Rate Limits
All COALS API endpoints are rate-limited per API key. Limits vary by service and plan. Every response includes headers so your client always knows its current standing.
Default Limits
Unless overridden by a plan-specific limit, each API key is allowed 1,000 requests within the rolling window. The window resets at the timestamp returned in the X-RateLimit-Reset header.
1,000
requests per window
per key
limits are not shared across keys
rolling
window resets progressively
Rate Limit Headers
These headers are present on every response — success or failure — so you can proactively throttle your client before hitting the limit.
X-RateLimit-Limit
The total number of requests allowed in the current window for this key.
X-RateLimit-Remaining
The number of requests remaining before the limit is hit.
X-RateLimit-Reset
Unix timestamp (UTC) when the current window resets and the counter returns to the limit.
Example Response Headers
HTTP/1.1 200 OK X-RateLimit-Limit: 1000 X-RateLimit-Remaining: 847 X-RateLimit-Reset: 1740960000 Content-Type: application/json
429 — Too Many Requests
When the limit is exceeded the API returns 429 Too Many Requests. The response includes a Retry-After header indicating how many seconds to wait before the next request will succeed.
Response Headers
HTTP/1.1 429 Too Many Requests X-RateLimit-Limit: 1000 X-RateLimit-Remaining: 0 X-RateLimit-Reset: 1740960000 Retry-After: 42
Response Body
{
"success": false,
"error": {
"code": "RATE_LIMIT_EXCEEDED",
"message": "Rate limit exceeded. Retry after 42 seconds."
}
}
SimCoal — SMS Plan Limits
In addition to the global key limit, the SimCoal POST /send and POST /send-bulk endpoints enforce per-minute throughput caps based on your plan. This prevents carrier throttling and protects deliverability.

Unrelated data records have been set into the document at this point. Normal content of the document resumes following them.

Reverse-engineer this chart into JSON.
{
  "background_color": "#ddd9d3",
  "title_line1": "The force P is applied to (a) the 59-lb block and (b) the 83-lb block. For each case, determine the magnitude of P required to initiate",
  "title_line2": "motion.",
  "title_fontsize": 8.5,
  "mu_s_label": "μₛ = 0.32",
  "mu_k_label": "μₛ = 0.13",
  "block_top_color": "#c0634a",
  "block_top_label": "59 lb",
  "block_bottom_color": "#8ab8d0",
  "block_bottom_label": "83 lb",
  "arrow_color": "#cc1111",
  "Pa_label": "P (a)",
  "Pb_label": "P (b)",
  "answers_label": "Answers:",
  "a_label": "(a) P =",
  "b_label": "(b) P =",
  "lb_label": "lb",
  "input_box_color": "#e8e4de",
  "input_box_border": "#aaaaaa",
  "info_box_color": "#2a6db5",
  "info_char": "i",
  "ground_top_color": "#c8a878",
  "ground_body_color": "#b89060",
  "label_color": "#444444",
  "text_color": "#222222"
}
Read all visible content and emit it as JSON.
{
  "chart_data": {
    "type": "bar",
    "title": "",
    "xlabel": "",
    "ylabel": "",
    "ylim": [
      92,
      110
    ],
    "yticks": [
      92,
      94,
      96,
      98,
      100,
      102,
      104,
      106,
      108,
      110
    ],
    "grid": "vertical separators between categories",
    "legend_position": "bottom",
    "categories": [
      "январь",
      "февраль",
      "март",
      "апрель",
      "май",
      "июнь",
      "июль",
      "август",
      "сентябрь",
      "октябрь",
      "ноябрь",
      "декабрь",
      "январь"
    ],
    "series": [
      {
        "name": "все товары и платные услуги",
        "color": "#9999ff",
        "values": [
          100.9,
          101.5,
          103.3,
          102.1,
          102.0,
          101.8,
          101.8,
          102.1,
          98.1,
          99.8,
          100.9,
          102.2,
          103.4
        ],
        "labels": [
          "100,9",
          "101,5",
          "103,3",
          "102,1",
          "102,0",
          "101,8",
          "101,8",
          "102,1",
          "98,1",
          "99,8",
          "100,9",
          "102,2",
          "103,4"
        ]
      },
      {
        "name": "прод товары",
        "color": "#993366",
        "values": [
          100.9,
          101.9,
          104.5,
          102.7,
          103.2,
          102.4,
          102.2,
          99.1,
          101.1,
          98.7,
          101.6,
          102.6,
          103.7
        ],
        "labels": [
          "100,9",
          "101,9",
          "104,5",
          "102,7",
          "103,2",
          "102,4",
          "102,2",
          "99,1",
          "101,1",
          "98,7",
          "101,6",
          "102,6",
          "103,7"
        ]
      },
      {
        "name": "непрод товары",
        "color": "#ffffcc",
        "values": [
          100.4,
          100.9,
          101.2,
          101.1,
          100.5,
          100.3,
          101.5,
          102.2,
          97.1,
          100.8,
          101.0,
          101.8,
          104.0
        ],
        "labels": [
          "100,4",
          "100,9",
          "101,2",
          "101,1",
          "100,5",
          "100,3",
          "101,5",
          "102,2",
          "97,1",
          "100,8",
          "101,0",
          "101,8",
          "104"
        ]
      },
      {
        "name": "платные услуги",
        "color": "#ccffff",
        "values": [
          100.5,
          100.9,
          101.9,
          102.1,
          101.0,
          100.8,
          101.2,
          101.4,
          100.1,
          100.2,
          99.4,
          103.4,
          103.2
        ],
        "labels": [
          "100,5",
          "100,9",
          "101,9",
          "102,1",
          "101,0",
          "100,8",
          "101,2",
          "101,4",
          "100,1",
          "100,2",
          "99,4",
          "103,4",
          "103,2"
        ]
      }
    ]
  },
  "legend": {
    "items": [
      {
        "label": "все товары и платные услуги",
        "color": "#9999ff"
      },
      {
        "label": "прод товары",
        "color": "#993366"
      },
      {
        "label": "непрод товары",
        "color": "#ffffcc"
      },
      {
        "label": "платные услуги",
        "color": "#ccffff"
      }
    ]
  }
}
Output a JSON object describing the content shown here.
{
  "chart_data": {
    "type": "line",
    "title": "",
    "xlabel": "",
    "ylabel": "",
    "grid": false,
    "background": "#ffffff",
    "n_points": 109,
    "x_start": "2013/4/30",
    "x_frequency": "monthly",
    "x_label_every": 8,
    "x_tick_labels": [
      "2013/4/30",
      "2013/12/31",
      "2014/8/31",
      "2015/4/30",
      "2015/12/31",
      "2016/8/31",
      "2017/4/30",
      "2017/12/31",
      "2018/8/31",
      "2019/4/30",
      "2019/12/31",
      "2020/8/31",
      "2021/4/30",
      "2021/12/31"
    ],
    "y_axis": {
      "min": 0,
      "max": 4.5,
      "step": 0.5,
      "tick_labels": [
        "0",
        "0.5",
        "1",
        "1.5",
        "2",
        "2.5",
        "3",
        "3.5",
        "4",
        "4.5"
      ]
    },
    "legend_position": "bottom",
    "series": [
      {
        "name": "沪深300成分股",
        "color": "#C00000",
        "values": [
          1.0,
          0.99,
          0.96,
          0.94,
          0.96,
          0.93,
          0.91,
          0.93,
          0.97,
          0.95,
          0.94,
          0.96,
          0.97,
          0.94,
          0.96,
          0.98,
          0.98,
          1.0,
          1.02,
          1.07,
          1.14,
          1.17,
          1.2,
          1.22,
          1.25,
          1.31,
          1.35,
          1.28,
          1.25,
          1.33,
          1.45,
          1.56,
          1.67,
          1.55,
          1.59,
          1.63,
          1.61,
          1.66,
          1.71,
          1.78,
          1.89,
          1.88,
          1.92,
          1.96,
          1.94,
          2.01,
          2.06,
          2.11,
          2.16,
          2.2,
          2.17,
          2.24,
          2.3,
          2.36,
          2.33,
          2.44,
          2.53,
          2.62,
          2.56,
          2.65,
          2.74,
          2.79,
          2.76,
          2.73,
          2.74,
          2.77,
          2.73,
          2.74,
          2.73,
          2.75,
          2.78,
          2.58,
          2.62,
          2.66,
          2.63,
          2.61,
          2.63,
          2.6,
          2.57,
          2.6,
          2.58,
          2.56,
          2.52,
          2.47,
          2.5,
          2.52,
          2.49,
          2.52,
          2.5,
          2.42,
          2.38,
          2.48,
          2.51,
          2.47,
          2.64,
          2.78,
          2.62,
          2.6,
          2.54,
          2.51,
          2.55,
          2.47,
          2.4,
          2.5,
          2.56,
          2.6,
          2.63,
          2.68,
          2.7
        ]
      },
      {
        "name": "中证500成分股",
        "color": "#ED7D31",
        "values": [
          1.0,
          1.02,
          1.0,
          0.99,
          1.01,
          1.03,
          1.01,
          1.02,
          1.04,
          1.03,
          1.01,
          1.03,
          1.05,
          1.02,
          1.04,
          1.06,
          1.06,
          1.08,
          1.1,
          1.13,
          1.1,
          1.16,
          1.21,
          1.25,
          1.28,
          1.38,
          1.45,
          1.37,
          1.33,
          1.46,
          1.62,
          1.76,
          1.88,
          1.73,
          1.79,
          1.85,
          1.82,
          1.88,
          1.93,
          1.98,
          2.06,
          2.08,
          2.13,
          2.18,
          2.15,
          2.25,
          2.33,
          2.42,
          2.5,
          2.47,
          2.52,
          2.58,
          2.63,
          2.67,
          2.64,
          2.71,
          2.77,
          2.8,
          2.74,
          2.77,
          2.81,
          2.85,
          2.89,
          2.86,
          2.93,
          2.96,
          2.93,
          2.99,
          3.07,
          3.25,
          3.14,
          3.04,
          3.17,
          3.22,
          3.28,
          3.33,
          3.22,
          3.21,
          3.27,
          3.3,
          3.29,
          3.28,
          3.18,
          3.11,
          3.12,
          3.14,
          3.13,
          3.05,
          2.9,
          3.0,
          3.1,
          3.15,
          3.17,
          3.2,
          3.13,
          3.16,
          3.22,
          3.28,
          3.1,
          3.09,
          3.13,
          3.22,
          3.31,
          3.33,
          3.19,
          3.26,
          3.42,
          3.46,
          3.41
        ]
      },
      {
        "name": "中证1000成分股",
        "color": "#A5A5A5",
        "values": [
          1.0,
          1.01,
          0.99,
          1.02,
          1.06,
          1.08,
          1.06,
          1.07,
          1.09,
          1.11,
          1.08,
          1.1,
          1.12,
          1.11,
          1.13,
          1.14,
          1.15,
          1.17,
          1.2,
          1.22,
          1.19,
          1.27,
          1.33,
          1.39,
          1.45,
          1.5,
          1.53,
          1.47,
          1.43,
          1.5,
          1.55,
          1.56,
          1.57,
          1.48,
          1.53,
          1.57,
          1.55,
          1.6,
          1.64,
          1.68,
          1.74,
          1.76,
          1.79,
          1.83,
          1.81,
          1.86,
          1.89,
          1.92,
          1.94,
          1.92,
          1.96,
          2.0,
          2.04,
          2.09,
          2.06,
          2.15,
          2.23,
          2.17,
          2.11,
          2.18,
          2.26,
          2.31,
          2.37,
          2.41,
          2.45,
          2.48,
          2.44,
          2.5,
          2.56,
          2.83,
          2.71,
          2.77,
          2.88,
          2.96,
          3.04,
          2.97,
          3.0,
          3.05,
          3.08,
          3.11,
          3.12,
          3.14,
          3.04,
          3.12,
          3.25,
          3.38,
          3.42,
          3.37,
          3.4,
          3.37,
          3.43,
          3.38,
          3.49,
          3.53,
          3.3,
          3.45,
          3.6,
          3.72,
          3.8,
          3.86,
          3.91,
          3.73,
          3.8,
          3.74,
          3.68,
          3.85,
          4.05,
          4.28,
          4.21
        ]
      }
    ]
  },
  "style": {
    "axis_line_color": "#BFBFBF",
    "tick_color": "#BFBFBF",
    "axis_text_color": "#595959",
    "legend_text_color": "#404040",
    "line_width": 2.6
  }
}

| Plan | SMS / Minute | Notes |
|---|---|---|
| Free | 1 / min | Best for testing and low-volume personal projects. |
| Pro | 60 / min | Suitable for production applications and bulk campaigns. |
| Enterprise | 300 / min | High-throughput workloads. Contact us for custom limits. |
Best Practices
Respect Retry-After
When you receive a 429, read the Retry-After header and wait exactly that many seconds before retrying. Ignoring it and retrying immediately will continue to return 429.
Implement Exponential Backoff
For transient 500 errors or network failures, retry with exponential backoff — start at 1 second, double each attempt, and cap at ~60 seconds. Add a small random jitter to avoid thundering herd.
// Example: backoff with jitter (JavaScript) const retry = async (fn, attempts = 5) => { for (let i = 0; i < attempts; i++) { try { return await fn(); } catch (err) { if (i === attempts - 1) throw err; const delay = Math.min(1000 * 2 ** i, 60000) + Math.random() * 500; await new Promise(r => setTimeout(r, delay)); } } };
Monitor X-RateLimit-Remaining
Read X-RateLimit-Remaining on every successful response. When it falls below a threshold (e.g. 10% of the limit), slow down your request rate proactively rather than waiting for a 429.
Use Bulk Endpoints
Where available (e.g. POST /simcoal/send-bulk), batch operations into a single request rather than sending many individual requests. This is more efficient and uses fewer rate limit slots.